Ex-TEPCO executives found not guilty of failing to prevent Fukushima nuclear crisis

Xinhua
The Tokyo District Court ruled three former TEPCO executives were not guilty of negligence in failing to prevent the 2011 nuclear disaster at the Fukushima Daiichi power plant.
Xinhua

The Tokyo District Court on Thursday ruled that three former executives at Tokyo Electric Power Company Holdings Inc. (TEPCO) were not guilty of negligence in failing to prevent the 2011 nuclear disaster at the Fukushima Daiichi power plant.

Former TEPCO Chairman Tsunehisa Katsumata, 79, and ex-vice presidents Ichiro Takekuro, 73, and Sakae Muto, 69, were acquitted after arguing they could not have anticipated a tsunami the size of the one that knocked-out the key cooling functions at the Daiichi nuclear power plant and caused core meltdowns.

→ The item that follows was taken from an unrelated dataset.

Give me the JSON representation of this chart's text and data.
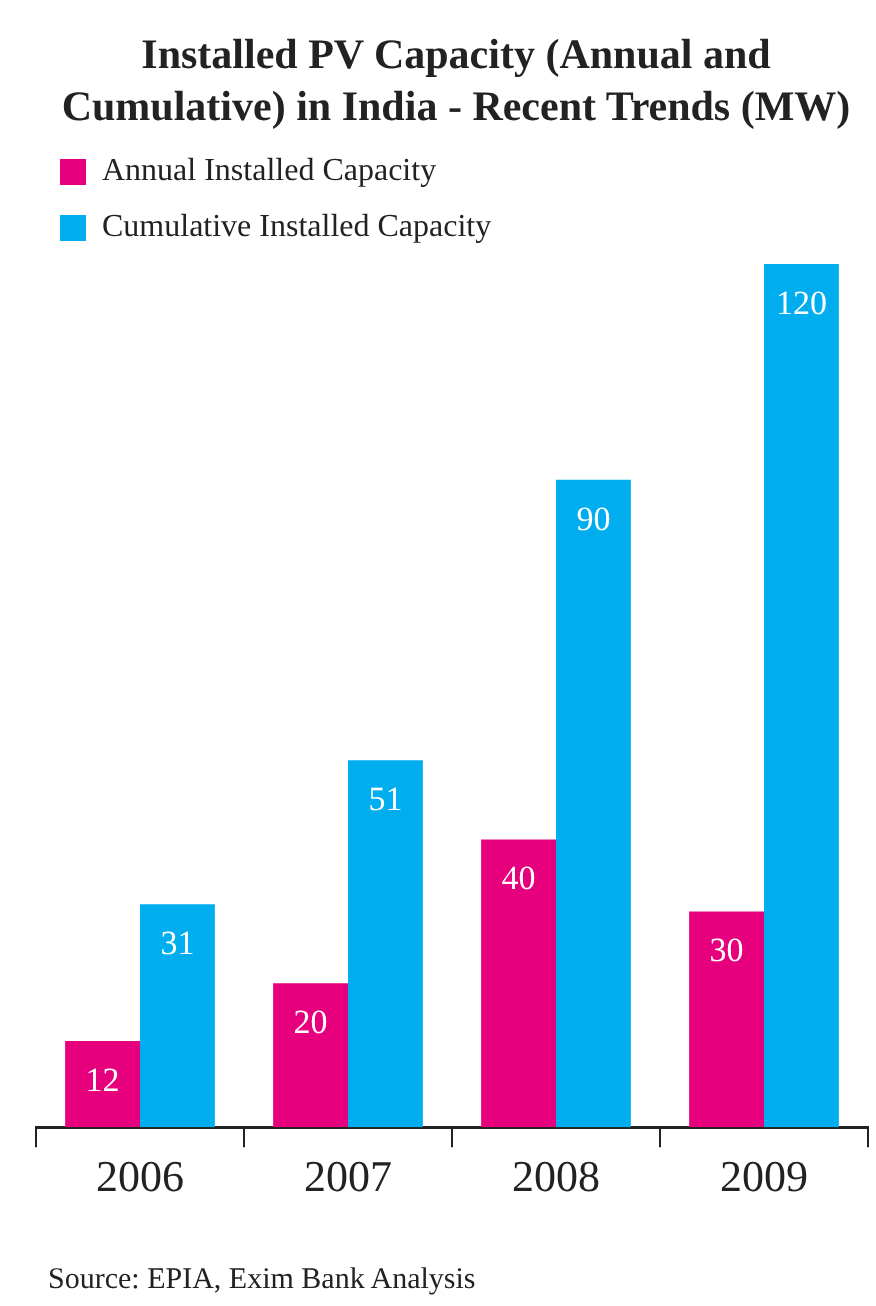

In 2013, public prosecutors did not indict the three executives, however a citizens panel thereafter voted that they should face trial and the three were indicted in 2016 by court-appointed lawyers for professional negligence resulting in death and injury.

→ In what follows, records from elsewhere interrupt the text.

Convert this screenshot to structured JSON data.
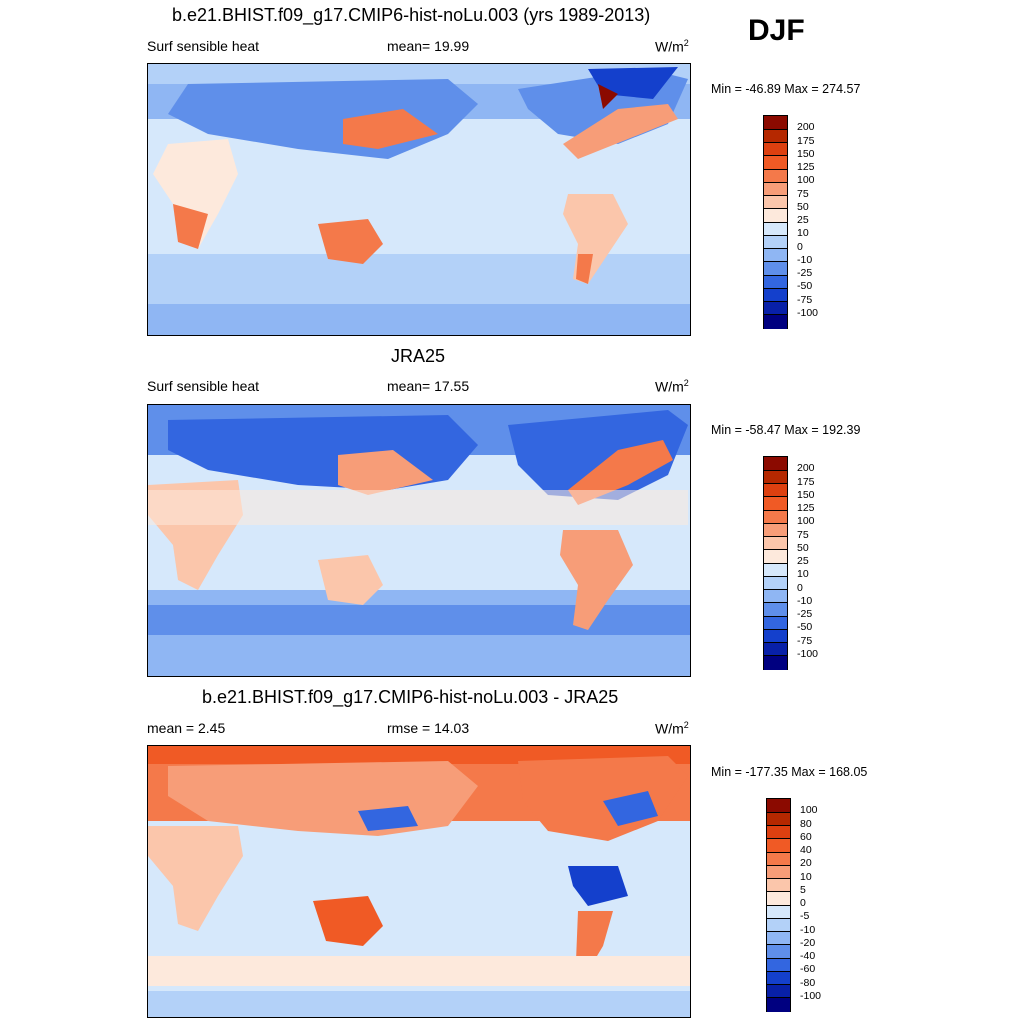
{
  "season": "DJF",
  "panels": [
    {
      "title": "b.e21.BHIST.f09_g17.CMIP6-hist-noLu.003 (yrs 1989-2013)",
      "left": "Surf sensible heat",
      "center": "mean=  19.99",
      "units_base": "W/m",
      "units_exp": "2",
      "minmax": "Min = -46.89 Max = 274.57",
      "colorbar_labels": [
        "200",
        "175",
        "150",
        "125",
        "100",
        "75",
        "50",
        "25",
        "10",
        "0",
        "-10",
        "-25",
        "-50",
        "-75",
        "-100"
      ]
    },
    {
      "title": "JRA25",
      "left": "Surf sensible heat",
      "center": "mean=  17.55",
      "units_base": "W/m",
      "units_exp": "2",
      "minmax": "Min = -58.47 Max = 192.39",
      "colorbar_labels": [
        "200",
        "175",
        "150",
        "125",
        "100",
        "75",
        "50",
        "25",
        "10",
        "0",
        "-10",
        "-25",
        "-50",
        "-75",
        "-100"
      ]
    },
    {
      "title": "b.e21.BHIST.f09_g17.CMIP6-hist-noLu.003 - JRA25",
      "left": "mean =   2.45",
      "center": "rmse =  14.03",
      "units_base": "W/m",
      "units_exp": "2",
      "minmax": "Min = -177.35 Max = 168.05",
      "colorbar_labels": [
        "100",
        "80",
        "60",
        "40",
        "20",
        "10",
        "5",
        "0",
        "-5",
        "-10",
        "-20",
        "-40",
        "-60",
        "-80",
        "-100"
      ]
    }
  ],
  "colors": {
    "scale": [
      "#8b0a00",
      "#b52800",
      "#dd4010",
      "#f05a25",
      "#f4794a",
      "#f79d78",
      "#fbc6ab",
      "#fde9dc",
      "#d6e8fb",
      "#b3d1f8",
      "#8fb6f3",
      "#5f8fea",
      "#3366e0",
      "#1440cc",
      "#0820a8",
      "#000080"
    ],
    "land": "#f7a581",
    "ocean_light": "#d6e8fb"
  }
}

They were indicted for failing to implement countermeasures that could have lessened the devastating impact of the earthquake-triggered tsunami, which left 44 people at the plant dead and a number of people injured by hydrogen explosions that ensued at the battered plant.

If the executives at the time had collated information and implemented safety protocols as part of their responsibilities, the nuclear disaster, the world's worst since the 1986 Chernobyl disaster, could have been prevented, the court-appointed lawyers said, seeking five-year prison terms for the defendants.

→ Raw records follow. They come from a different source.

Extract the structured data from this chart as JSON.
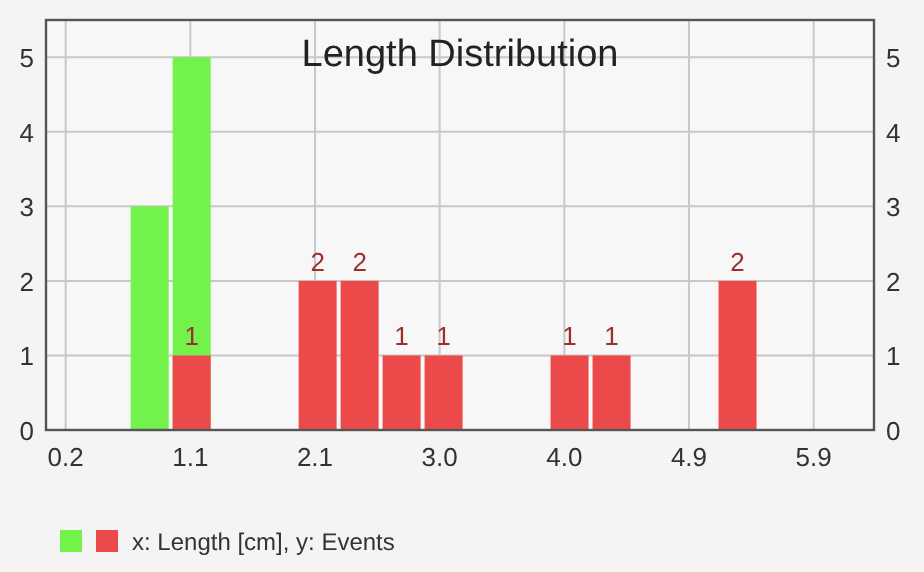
{
  "chart_data": {
    "type": "histogram",
    "title": "Length Distribution",
    "bins": [
      0.68,
      1.0,
      1.32,
      1.64,
      1.96,
      2.28,
      2.6,
      2.92,
      3.24,
      3.56,
      3.88,
      4.2,
      4.52,
      4.84,
      5.16,
      5.48
    ],
    "series": [
      {
        "color": "#72f24a",
        "values": [
          3,
          5,
          0,
          0,
          0,
          0,
          0,
          0,
          0,
          0,
          0,
          0,
          0,
          0,
          0
        ]
      },
      {
        "name": "x: Length [cm], y: Events",
        "color": "#ec4a4a",
        "values": [
          0,
          1,
          0,
          0,
          2,
          2,
          1,
          1,
          0,
          0,
          1,
          1,
          0,
          0,
          2
        ],
        "value_labels": [
          null,
          "1",
          null,
          null,
          "2",
          "2",
          "1",
          "1",
          null,
          null,
          "1",
          "1",
          null,
          null,
          "2"
        ]
      }
    ],
    "xlim": [
      0.05,
      6.36
    ],
    "xticks": [
      0.2,
      {
        "value": 1.15,
        "label": "1.1"
      },
      2.1,
      {
        "value": 3.05,
        "label": "3.0"
      },
      {
        "value": 4.0,
        "label": "4.0"
      },
      {
        "value": 4.95,
        "label": "4.9"
      },
      5.9
    ],
    "ylim": [
      0,
      5.5
    ],
    "yticks": [
      0,
      1,
      2,
      3,
      4,
      5
    ],
    "y2lim": [
      0,
      5.5
    ],
    "y2ticks": [
      0,
      1,
      2,
      3,
      4,
      5
    ],
    "grid": true,
    "legend": "bottom"
  }
}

The trial's main focus was on whether the trio should have been able to predict that a massive tsunami could theoretically strike the Pacific Ocean-facing facility.

The executives had been given a long-term government estimate in 2002 concerning risks from earthquakes that had calculated that a tsunami with waves as high as 15.7 meters could feasibly hit the plant, with the estimates reported to TEPCO in 2008, three years before the disaster struck.

The executives' defense team, however, argued that the trio could not have foreseen a tsunami of such a size hitting the plant based on the government's evaluation.

The executives apparently did not believe that government's long-term evaluation of earthquake risks and found the information to be unreliable, the defense team argued, and that building coastal levees to protect the nuclear facility from large tsunami waves not necessary.

When it came to light that a subordinate to the executives calculated that a massive tsunami could in fact hit the plant with devastating effects, the lawyers in the case said that the executives at that time should have taken the plants' reactors offline.

Again, considering the information unreliable, the executives sought advice from the Japan Society of Civil Engineers that ultimately failed to prevent the the six-reactor plant from suffering core meltdowns after having its vital cooling systems knocked out by tsunami waves on March 11, 2011, leading to the evacuation of 160,000 people at the peak of the crisis.